Presented By: Judaic Studies
What a 12th Century Muslim says to a 21st Century Christian in Andalusia: Inheriting a Complex Religious Identity
Charles Hirschkind, University of California, Berkely
From the late 19th century to the present, many Spaniards—particularly those residing in the nation’s south—have come to feel that contemporary Andalusia is linked in vitally important ways with al-Andalus (medieval Islamic Iberia), and that the challenges faced by Spaniards today—and by Europeans more broadly—require a recognition of that historical identity and continuity. Discovering themselves to be inheritors of an historical identity deeply marked by the Islamic tradition (an identity insistently denied and erased within Spanish nationalist discourse), these men and women have found Islam to be integral to their lives in ways that upset their coordinates of identity, as Europeans, Spaniards, or Andalusians.
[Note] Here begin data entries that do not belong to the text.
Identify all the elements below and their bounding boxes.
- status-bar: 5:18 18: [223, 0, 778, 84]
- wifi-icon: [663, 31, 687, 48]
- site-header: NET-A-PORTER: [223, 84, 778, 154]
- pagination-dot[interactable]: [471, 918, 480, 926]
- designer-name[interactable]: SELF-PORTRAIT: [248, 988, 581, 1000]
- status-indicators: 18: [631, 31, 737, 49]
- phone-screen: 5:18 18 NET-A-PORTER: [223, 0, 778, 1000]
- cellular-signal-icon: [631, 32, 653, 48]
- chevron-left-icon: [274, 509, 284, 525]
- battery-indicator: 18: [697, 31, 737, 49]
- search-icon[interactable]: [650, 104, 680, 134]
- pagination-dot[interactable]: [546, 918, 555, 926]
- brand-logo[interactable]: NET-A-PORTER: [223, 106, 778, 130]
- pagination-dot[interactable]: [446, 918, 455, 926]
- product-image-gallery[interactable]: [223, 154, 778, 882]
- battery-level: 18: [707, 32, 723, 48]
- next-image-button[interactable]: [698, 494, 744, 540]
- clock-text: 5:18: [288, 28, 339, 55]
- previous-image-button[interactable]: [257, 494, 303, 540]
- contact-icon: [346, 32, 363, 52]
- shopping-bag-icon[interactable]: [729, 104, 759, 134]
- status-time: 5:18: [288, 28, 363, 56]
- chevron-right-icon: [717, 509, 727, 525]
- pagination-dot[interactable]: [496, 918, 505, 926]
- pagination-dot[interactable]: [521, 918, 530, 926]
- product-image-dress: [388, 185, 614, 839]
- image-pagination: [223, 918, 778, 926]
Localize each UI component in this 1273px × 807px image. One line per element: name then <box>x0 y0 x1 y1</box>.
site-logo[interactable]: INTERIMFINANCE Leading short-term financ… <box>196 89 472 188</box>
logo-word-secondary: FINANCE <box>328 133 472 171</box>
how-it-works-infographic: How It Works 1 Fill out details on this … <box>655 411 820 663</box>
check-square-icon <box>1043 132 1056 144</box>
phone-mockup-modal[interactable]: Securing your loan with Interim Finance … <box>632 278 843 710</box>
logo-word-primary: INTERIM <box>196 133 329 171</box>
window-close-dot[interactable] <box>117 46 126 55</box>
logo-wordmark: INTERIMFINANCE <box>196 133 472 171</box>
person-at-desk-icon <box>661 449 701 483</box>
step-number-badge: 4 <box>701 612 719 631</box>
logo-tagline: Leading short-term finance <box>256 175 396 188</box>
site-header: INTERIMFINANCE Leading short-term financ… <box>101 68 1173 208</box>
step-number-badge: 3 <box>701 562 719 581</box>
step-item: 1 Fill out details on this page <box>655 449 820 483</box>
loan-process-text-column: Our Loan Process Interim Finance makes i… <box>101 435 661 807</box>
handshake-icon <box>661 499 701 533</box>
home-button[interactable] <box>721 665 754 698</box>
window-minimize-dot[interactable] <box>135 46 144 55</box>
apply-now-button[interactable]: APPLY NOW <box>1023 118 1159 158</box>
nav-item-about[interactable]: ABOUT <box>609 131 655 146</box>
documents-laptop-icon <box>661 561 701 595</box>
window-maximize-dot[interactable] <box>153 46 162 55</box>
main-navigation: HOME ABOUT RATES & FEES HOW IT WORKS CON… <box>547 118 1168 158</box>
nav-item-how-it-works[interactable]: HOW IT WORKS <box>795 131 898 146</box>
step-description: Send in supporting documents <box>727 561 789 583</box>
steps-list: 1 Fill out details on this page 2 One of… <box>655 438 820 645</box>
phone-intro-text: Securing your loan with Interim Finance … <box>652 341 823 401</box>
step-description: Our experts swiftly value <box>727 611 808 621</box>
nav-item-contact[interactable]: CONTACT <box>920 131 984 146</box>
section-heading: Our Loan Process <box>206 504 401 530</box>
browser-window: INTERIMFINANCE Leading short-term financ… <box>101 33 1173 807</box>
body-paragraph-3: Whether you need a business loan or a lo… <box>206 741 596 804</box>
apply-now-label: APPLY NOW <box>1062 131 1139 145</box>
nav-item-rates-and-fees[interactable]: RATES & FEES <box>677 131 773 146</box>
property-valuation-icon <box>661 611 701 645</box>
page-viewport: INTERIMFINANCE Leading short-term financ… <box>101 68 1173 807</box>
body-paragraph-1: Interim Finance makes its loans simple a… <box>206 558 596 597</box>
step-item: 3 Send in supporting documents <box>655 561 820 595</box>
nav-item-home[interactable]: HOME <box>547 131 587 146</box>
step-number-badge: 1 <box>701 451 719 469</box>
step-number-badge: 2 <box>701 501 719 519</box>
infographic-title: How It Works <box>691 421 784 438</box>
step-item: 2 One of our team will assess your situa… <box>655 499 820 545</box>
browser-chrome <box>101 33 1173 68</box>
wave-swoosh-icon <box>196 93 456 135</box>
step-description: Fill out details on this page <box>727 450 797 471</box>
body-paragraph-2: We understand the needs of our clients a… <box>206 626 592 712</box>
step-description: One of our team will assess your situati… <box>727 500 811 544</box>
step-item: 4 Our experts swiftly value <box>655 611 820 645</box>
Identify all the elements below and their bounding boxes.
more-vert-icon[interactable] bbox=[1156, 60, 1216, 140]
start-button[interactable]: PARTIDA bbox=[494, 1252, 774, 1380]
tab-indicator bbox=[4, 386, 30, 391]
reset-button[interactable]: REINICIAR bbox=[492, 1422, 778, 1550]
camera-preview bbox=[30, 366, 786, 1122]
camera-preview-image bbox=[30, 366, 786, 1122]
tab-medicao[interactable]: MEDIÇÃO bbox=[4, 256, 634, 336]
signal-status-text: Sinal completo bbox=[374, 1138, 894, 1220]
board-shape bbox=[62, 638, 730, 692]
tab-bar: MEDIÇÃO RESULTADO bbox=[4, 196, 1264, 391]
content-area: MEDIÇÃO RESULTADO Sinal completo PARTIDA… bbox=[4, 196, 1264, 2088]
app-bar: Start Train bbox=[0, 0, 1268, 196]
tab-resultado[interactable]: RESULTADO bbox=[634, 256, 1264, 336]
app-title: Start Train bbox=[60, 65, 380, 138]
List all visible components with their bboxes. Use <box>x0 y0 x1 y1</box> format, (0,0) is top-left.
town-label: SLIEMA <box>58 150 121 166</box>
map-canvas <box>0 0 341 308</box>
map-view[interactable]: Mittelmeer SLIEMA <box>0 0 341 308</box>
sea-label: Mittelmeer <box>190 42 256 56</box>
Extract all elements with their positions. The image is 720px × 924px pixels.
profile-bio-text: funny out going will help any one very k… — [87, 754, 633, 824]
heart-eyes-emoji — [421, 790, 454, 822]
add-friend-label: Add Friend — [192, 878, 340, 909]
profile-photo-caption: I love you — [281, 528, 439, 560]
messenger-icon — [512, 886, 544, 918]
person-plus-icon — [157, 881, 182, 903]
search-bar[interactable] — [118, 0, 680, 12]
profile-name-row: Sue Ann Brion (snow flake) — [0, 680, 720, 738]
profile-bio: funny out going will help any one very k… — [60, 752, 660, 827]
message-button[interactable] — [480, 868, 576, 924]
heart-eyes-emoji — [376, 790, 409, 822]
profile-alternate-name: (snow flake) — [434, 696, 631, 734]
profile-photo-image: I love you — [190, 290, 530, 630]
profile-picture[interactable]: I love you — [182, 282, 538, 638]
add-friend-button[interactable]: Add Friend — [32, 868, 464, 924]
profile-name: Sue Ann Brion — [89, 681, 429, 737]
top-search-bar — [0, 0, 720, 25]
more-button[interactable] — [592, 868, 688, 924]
In this talk, and keeping in mind the theme of this workshop, I want to think about historical memory as a medium of religious communication, or more precisely, of a religious interpellation addressed to a subject outside the bounds of that religion. While it is common to think about the legacies of al-Andalus as “cultural” rather than religious, neither of these modern terms, I argue, can do justice to the disruptive impact of the Iberian past on those who listen to its call. Drawing on the archive of Andalucismo, this talk asks: what does it mean for a modern European Christian to be the inheritor of a Muslim past?